Of course, we could always limit the search to sessions that only started inside our search interval, but then a lot of long sessions might slip under the radar.

Making Changes

If you want to make changes in the html, you will have to edit the corresponding .tmpl file, and make a python module of it with cheetah c <templatename>.

Known Issues

Accounting module: Duplicate entries for some sessions

Sometimes, when a Start message is immediately followed by an Alive message for the same session, FreeRADIUS inserts the session into the database twice, the only difference between them seem to be a few hundreds of a second on the Start time. This seems to be caused by the following scenario:

  1. FreeRADIUS receives a Start packet and inserts a new entry/session in the db

  2. FreeRADIUS receives an Alive packet for the same session immediately after the Start packet, and queries the database to see if the unique-session-id already exists.

  3. The query doesn’t return anything, since postgresql hasn’t had time to complete the INSERT-query for the Start packet, and accounting_update_query_alt is thus run, inserting a new row.

How to get around this? I’m not quite sure. Maybe someone with more experience with (Postgre)SQL could look at some kind of table locking, if this wouldn’t slow down the server too much. Another solution suggested by one of FreeRADIUS’ developers was using rlm_sql_log in FreeRADIUS to output a file with SQL queries, and post-processing them.
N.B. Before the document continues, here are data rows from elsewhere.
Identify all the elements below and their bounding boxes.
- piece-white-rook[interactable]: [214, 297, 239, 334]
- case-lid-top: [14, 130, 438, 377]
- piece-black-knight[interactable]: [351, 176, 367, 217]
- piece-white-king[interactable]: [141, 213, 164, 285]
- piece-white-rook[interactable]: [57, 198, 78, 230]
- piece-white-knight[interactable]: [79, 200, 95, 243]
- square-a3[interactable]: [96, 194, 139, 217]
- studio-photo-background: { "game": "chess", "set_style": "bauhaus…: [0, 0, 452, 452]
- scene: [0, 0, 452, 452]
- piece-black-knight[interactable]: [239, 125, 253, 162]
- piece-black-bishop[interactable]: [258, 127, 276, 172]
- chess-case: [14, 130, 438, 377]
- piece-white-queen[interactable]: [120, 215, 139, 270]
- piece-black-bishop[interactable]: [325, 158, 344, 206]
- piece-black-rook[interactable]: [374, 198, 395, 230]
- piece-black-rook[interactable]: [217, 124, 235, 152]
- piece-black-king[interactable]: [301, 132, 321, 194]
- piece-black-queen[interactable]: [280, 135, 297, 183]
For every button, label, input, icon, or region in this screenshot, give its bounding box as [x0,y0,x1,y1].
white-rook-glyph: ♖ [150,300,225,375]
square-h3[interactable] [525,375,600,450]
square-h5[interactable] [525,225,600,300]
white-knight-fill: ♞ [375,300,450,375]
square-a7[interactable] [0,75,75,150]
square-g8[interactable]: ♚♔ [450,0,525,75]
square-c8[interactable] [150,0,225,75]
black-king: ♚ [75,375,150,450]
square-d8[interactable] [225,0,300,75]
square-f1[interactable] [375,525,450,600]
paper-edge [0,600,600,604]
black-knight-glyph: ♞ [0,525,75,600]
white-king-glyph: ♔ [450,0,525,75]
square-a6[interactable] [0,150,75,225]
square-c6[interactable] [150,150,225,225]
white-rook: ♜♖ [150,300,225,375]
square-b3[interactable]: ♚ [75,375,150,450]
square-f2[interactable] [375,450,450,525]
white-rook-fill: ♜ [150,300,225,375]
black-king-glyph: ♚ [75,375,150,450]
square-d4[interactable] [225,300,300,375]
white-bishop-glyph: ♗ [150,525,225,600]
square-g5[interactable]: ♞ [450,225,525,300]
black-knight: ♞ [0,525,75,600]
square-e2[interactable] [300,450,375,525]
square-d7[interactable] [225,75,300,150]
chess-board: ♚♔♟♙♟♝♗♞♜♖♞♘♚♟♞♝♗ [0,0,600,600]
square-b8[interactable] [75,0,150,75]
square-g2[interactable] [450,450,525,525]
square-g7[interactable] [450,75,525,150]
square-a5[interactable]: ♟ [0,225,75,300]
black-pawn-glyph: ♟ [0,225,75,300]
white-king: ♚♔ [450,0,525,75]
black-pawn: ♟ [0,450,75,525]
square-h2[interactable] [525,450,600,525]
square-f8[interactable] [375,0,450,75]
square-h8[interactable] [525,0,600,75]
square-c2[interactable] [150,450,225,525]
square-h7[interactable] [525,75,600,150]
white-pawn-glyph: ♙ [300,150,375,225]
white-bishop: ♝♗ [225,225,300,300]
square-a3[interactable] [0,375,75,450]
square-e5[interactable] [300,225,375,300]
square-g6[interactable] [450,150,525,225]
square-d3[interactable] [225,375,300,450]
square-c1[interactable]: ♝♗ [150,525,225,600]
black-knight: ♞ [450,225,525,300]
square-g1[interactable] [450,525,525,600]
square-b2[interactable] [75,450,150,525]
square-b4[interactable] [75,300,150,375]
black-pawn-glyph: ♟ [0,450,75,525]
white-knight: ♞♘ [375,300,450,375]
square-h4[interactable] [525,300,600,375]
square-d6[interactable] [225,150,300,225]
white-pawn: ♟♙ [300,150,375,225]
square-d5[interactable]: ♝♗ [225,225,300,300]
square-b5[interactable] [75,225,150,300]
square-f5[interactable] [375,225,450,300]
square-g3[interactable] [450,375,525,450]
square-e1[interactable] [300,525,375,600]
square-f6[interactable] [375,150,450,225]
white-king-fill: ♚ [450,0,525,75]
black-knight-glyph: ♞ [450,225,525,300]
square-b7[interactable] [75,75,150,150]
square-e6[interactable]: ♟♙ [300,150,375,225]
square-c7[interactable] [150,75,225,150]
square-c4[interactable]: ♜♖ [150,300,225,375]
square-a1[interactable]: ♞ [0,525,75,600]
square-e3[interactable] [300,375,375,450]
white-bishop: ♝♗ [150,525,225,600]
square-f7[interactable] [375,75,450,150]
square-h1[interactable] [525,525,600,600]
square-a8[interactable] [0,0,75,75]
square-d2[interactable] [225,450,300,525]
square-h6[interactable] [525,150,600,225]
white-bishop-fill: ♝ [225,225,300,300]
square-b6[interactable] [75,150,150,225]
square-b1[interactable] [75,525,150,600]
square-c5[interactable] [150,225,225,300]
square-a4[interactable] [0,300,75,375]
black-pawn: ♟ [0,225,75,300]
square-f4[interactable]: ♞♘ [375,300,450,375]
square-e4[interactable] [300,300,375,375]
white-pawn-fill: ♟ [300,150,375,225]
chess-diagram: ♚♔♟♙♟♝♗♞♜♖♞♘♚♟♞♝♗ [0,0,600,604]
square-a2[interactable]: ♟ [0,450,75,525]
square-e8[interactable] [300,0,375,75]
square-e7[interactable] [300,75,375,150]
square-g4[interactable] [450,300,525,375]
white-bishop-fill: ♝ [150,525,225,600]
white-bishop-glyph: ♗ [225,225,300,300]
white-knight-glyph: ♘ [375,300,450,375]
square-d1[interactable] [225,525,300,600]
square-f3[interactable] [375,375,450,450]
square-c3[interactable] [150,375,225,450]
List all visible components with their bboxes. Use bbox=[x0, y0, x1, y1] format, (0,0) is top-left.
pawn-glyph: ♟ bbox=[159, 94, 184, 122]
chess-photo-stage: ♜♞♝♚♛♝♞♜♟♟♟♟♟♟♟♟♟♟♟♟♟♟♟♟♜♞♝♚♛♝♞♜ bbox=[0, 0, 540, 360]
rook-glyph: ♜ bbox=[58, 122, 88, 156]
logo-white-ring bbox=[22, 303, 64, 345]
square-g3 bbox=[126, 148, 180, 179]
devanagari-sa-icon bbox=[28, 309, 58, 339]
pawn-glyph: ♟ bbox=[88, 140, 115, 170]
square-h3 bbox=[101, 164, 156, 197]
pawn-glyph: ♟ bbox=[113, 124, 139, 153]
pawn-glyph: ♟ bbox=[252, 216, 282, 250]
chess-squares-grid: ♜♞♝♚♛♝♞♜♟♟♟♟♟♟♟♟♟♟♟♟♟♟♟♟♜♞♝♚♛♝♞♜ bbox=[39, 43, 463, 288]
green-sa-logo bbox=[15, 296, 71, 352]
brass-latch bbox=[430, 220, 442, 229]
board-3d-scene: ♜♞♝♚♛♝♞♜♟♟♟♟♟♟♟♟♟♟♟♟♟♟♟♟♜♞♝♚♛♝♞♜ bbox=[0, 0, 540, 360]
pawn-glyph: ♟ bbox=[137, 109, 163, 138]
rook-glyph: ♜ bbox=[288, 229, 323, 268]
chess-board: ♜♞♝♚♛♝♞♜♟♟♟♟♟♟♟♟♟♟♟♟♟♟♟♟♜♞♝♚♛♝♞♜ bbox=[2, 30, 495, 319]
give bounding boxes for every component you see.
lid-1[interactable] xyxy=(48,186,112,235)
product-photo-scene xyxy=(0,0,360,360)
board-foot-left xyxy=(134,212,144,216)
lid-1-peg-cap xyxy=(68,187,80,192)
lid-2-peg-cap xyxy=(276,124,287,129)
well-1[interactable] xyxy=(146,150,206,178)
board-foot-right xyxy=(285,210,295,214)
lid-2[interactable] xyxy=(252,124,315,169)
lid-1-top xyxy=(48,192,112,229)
I haven’t had the time to play around with any of this.

FreeRADIUS encoding

This module does not handle FreeRADIUS’ way of encoding characters with UTF-8 gracefully. Norwegian characters ÆØÅ and cyrilic characters get replaced by their octal representation on the form \xxx\xxx. To give an example the octal representation \303\246 is the norwegian character æ. I suspect this bug also affects characters with accents and other special characters.

TODO

  • Create useful links to other parts of NAV or new searches. Feedback on how people use the information on this page would be useful for knowing what to link to.